À la place, les spectateurs sont invités à déambuler
librement dans l’immense salle vide où sont dispersés
les cinq interprètes (quatre hommes et une femme).
Questionner l’idée d’espace, remettre en cause
les modes de représentation spatiaux où il n’y a
qu’une façon de voir, qu’un seul lieu pour la vérité,
est au cœur de la démarche de Shift. Comment permettre aux
choses d’être perçues de différents points
de vue pour empêcher de les formater ? Ne voir que d’une
seule façon est une tyrannie du regard imposée par les
conventions dominantes de représentation. Cela contraint non
seulement le public mais aussi l’artiste dans sa manière
de créer et de percevoir.
Improvisation
À l’inverse, le spectacle propose une approche fragmentée
et multidirectionnelle de l’espace. Les danseurs improvisent en
jouant non seulement avec l’agencement des panneaux et de quelques
intrigantes sculptures en bambou – œuvres de la plasticienne
française Polska – mais aussi avec la disposition mouvante
du public. Il n’y a plus de point focal central mais un nombre
incalculable d’événements qui se produisent simultanément
: petits et grands, officiels et officieux. Chacun regarde ce qui lui
parle : un danseur, le reflet changeant d’un corps sur un panneau,
l’étrange tableau d’ensemble ou encore les enfants
qui, se sentant vite à l’aise dans ce dispositif, s’aventurent
hors du public et se mettent à danser à leur tour…

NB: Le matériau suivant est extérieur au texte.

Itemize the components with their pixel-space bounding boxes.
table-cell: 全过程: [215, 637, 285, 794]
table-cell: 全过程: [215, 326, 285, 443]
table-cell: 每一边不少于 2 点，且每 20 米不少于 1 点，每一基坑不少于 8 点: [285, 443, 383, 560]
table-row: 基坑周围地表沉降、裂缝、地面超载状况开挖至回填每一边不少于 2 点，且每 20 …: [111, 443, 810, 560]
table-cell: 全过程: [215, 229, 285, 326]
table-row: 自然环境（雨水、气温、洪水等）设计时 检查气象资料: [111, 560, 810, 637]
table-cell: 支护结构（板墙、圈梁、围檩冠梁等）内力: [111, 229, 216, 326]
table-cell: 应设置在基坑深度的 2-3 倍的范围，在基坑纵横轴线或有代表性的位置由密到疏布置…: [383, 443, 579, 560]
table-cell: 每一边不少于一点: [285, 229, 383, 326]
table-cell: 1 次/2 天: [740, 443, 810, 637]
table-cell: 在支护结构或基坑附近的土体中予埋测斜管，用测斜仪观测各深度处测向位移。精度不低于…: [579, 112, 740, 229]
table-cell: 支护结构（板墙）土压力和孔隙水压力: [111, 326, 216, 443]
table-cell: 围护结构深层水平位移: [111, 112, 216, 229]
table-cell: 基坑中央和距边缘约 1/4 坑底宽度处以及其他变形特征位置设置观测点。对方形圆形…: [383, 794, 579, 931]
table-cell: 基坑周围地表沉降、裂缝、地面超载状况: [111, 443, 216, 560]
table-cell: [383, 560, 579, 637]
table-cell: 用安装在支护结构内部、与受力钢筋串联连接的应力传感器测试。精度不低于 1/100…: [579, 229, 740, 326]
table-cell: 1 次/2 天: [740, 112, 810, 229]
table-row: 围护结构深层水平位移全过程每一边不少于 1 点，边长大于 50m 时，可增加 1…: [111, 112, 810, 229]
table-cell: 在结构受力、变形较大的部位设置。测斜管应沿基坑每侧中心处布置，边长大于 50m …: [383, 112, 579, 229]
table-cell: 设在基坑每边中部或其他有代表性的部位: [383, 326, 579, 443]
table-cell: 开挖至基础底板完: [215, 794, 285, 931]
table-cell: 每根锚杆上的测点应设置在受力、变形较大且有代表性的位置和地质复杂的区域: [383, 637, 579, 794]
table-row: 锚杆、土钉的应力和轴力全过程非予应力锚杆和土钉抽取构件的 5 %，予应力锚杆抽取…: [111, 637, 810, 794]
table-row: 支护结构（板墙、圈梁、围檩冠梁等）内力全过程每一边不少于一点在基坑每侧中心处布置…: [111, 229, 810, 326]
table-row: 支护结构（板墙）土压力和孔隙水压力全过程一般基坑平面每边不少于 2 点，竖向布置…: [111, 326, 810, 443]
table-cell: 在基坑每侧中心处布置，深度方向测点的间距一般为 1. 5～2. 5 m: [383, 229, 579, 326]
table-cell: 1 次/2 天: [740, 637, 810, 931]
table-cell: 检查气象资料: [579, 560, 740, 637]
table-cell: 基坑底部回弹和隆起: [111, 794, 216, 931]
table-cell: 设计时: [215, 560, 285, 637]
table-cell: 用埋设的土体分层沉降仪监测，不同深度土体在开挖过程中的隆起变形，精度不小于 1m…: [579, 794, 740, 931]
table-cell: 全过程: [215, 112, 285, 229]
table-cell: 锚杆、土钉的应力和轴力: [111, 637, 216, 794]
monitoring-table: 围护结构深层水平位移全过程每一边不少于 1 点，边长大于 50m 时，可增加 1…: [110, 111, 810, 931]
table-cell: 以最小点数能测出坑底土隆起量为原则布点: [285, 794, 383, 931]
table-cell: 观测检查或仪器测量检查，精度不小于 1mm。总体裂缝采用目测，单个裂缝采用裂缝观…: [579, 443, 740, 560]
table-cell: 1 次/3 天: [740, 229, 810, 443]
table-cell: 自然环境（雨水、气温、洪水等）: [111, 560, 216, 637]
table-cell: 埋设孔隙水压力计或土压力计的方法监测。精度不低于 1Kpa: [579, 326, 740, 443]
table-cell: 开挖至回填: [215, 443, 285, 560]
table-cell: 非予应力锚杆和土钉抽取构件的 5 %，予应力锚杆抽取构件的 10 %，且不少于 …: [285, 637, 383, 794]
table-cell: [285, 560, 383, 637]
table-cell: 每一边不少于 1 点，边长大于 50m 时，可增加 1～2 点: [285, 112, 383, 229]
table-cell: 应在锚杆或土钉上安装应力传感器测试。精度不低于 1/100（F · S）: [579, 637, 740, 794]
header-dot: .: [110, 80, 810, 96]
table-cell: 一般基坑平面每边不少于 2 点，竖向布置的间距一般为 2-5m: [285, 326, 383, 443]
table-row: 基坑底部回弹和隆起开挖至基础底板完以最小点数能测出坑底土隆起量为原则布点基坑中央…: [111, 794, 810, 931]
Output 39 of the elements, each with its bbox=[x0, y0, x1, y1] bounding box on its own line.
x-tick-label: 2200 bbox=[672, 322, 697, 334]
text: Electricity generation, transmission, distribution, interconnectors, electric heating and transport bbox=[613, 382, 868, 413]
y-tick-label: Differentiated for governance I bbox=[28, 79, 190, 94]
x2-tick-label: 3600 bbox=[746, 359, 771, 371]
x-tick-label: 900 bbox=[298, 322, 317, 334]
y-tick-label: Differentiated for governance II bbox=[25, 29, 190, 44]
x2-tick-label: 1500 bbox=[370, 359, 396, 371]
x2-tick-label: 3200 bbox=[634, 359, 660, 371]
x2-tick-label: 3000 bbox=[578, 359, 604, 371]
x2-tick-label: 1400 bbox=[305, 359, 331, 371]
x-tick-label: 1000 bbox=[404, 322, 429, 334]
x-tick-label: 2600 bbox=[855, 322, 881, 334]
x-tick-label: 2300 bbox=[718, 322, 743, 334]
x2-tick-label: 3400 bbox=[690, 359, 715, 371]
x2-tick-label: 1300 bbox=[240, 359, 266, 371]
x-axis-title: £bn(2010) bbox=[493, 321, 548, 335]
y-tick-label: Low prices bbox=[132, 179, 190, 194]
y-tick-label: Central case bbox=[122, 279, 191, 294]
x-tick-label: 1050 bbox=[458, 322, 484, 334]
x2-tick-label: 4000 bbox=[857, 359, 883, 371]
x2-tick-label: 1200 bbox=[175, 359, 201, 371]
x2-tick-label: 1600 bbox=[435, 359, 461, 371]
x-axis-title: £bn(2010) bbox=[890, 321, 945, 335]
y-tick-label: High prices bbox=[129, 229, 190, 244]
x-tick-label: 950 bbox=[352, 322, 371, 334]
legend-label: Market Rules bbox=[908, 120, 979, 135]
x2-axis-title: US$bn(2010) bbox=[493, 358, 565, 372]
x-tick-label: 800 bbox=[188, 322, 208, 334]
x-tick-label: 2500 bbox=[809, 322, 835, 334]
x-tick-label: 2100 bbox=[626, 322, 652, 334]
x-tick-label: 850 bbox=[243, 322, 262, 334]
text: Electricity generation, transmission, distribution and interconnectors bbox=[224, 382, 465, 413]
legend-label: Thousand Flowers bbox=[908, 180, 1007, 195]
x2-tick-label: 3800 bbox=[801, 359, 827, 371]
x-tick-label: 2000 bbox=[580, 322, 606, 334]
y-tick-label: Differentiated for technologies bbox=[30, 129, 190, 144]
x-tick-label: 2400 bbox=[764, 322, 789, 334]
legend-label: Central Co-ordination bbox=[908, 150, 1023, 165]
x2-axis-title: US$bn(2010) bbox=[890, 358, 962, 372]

La poésie surgit ainsi de cette liberté, de cette démultiplication
des points de vue qui sait restituer la magie de l’instant, du
hasard, du présent.
Dimension politique…
Shift… Centre constitue ainsi l’expérience de l’être
au monde dans un lieu ici et maintenant et le partage de cette présence.
Mais sa portée ne s’arrête pas là. Cette pièce
n’est pas une simple déclaration esthétique au sujet
de l’espace. Elle évoque aussi la réalité
politique et sociale. C’est sans doute par cette dimension que
le travail du chorégraphe trouve tout son sens.
Depuis plusieurs années, Opiyo Okach affirme artistiquement un
double credo : celui de réalité et d’identité
multiples, et son corollaire, un certain relativisme culturel qui appelle
la tolérance.
En Afrique, nous sommes dans une position où nous sommes
constamment exposés à une multiplicité de réalités
et de façons d’être, explique-t-il. Nous vivons au
quotidien avec la tradition, l’islam, la chrétienté,
MTV… Il est courant de parler quatre langages différents.
[…] Lorsque je mets ma casquette traditionnelle africaine, j’accepte
la réalité d’une certaine manière. Avec ma
casquette chrétienne, je l’appréhende d’une
autre façon. De même, quand je suis à Nairobi, je
fonctionne différemment que lorsque je me trouve au village.
À Paris, c’est encore autre chose. Nous acceptons toutes
ces facettes comme des façons d’être valides. Comment
se fait-il que dans l’art de la représentation, dans nos
pratiques artistiques, nous abandonnions soudain cette expérience
de réalité multiple ?
Opiyo Okach a toujours pris soin d’explorer cette richesse, cette
mixité culturelle. Au fil des pièces, il dévoile
les différentes facettes de son identité : kenyane, européenne,
urbaine, liée aux traditions du peuple luo dont il est originaire…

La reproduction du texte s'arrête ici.